B: Well, it is interesting! This is a whole world that I’m starting to learn more about and uncover: there are certain kids this just doesn’t work for. Because what you and I do is not magic. There are some kids that it just doesn’t work for; something else is probably happening. And I had a client who was probably one of my top three most difficult- this girl and Emilia would have been best buds! The kid’s mom was like, ‘Well, I’m also a terrible sleeper, so I just feel like it’s my fault, it’s my hereditary thing that we’re just not sleepers,’ and I just refuse to believe that! It’s just not a thing because we all need sleep!
Anyways, she actually messaged me last week- she’s like 38, 39, she and her daughter were both diagnosed with tongue tie, which is a reason for sleep apnea. This is becoming a more widespread thing. This little girl had no problems- nursing, eating, none of that- but tongue ties are becoming increasingly linked to sleep apnea because they’re not able to get the right kind of oxygen- or maybe not getting enough oxygen.
We already know that mouth breathing and snoring- those are things you need to get that checked out- ASAP- that’s bad. We need to get that fixed so you can sleep better. But tongue ties are also one of the things that is being linked, so I’d be curious if there was anything there with Emilia because she kind of falls in that category of interesting sleep habits.
K: While you’re talking, I’m testing my tongue flexibility.
B: I know as I actually want to get Ellie looked at because I can tell she has a really strong tongue tie, we had a horrible time breastfeeding- which maybe is one indicator- but she sleeps fine. But I would still be interested to know.
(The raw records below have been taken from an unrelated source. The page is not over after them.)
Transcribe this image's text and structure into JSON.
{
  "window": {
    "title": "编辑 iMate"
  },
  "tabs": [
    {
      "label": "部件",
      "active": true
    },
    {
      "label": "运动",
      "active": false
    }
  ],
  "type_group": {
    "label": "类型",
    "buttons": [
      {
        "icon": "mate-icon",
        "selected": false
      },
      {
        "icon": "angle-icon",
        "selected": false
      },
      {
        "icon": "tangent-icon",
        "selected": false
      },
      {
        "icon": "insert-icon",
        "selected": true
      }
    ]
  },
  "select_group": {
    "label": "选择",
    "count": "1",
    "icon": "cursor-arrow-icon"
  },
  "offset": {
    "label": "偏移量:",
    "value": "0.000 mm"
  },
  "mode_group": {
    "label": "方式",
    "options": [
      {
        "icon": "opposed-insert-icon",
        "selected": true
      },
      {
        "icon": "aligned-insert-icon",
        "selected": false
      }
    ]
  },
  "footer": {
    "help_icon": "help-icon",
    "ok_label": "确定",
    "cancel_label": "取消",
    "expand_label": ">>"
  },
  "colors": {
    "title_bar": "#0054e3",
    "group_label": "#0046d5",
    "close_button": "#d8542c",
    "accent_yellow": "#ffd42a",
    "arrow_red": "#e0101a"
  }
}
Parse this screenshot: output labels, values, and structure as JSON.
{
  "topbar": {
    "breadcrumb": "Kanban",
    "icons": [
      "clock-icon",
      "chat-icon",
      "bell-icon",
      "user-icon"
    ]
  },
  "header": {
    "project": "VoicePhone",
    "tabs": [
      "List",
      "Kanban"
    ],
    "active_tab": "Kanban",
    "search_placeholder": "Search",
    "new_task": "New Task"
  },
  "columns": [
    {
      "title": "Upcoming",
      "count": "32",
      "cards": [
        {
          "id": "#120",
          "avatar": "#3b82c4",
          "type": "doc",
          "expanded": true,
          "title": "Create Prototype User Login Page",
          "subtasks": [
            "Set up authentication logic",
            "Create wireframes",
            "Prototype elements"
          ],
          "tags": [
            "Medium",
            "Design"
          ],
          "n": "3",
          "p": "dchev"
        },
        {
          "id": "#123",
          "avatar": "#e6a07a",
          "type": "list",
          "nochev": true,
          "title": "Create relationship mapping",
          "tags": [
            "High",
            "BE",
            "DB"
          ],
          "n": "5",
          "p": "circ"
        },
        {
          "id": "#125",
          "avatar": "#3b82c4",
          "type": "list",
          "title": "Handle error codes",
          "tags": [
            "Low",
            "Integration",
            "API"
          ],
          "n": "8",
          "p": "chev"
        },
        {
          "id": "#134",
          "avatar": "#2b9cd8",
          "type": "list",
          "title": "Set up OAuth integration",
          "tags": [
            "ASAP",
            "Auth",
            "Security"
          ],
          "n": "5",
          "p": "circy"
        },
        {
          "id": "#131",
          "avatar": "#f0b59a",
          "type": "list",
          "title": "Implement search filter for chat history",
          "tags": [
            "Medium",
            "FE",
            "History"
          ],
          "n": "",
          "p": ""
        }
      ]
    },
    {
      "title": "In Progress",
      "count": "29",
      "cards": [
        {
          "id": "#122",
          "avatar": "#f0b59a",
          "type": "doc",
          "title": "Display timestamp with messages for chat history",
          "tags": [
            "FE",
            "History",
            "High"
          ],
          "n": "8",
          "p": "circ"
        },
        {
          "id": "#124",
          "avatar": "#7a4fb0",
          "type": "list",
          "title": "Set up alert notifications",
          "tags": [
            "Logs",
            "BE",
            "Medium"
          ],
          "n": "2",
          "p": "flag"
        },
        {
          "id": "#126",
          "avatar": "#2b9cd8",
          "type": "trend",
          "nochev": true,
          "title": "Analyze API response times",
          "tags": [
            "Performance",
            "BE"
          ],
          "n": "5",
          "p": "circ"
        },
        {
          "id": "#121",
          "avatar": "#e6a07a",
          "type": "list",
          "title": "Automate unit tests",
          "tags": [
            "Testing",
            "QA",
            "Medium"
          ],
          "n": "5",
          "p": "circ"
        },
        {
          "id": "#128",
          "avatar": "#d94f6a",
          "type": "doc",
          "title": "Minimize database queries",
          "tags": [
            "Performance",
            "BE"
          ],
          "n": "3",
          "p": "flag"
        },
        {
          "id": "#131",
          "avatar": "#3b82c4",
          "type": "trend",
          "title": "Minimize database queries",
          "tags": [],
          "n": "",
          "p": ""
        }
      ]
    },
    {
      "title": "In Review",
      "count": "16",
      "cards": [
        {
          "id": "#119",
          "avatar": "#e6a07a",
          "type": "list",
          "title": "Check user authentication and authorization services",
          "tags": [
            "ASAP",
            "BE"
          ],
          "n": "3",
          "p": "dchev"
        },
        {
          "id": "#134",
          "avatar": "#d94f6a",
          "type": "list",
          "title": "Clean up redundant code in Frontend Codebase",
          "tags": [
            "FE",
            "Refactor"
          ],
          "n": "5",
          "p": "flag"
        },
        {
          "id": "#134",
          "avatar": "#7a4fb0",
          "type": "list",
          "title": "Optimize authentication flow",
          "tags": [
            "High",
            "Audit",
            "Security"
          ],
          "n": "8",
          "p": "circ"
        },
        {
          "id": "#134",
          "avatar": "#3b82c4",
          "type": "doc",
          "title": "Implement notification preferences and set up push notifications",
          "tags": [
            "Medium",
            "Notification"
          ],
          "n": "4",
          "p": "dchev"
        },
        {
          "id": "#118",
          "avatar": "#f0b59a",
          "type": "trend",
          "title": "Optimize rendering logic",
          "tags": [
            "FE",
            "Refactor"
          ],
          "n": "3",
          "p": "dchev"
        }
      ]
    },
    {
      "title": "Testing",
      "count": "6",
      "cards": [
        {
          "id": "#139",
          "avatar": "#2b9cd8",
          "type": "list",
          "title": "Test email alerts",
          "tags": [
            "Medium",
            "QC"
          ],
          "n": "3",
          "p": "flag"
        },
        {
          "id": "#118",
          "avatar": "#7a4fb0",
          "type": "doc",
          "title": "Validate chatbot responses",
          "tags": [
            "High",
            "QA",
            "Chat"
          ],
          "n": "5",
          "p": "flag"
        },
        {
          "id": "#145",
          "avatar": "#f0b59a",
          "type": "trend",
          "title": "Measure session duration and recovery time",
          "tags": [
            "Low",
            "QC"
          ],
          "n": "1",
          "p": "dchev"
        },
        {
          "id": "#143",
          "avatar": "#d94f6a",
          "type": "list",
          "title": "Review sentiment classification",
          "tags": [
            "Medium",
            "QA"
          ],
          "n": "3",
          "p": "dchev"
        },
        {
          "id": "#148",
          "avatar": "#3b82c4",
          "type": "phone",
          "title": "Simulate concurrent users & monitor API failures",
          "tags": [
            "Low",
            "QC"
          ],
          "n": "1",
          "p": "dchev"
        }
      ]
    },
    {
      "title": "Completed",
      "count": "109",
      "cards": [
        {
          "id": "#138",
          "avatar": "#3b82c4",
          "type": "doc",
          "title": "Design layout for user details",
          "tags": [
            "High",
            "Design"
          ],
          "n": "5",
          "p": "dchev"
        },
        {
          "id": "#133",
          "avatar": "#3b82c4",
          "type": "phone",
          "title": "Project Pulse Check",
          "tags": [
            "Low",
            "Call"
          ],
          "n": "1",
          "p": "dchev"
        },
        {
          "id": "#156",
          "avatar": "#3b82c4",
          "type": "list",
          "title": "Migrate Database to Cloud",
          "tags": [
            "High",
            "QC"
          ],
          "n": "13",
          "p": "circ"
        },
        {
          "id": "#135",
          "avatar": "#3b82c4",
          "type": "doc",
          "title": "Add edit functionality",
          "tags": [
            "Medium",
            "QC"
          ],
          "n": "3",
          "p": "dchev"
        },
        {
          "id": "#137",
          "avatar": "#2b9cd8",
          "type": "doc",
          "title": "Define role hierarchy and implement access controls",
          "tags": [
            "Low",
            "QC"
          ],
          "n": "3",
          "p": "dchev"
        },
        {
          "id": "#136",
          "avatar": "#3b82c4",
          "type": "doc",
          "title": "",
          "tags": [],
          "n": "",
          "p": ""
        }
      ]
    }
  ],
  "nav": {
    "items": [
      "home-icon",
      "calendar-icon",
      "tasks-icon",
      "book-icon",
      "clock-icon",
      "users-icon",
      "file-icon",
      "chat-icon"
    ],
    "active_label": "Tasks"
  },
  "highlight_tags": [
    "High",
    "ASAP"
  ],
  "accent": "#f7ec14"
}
K: Emilia actually had to get hers lasered; she did have a tongue tie.
B: So, it’s a whole new world out there. It’s a new type of- not discovery, but it’s a new type of thing being talked about in the world of sleep- tongue ties. I have so many other things to say about that but I won’t go down rabbit trails right now!
K: Okay, tell people where they can find help for sleep if they need it.
B: Yes. Okay, so everything is Little Z Sleep. LittleZSleep.com, Instagram, YouTube, podcast. That’s where you’ll find us.
K: Awesome! Becca, thank you so much for sharing your knowledge. This is so helpful.
B: Absolutely, thanks for having me.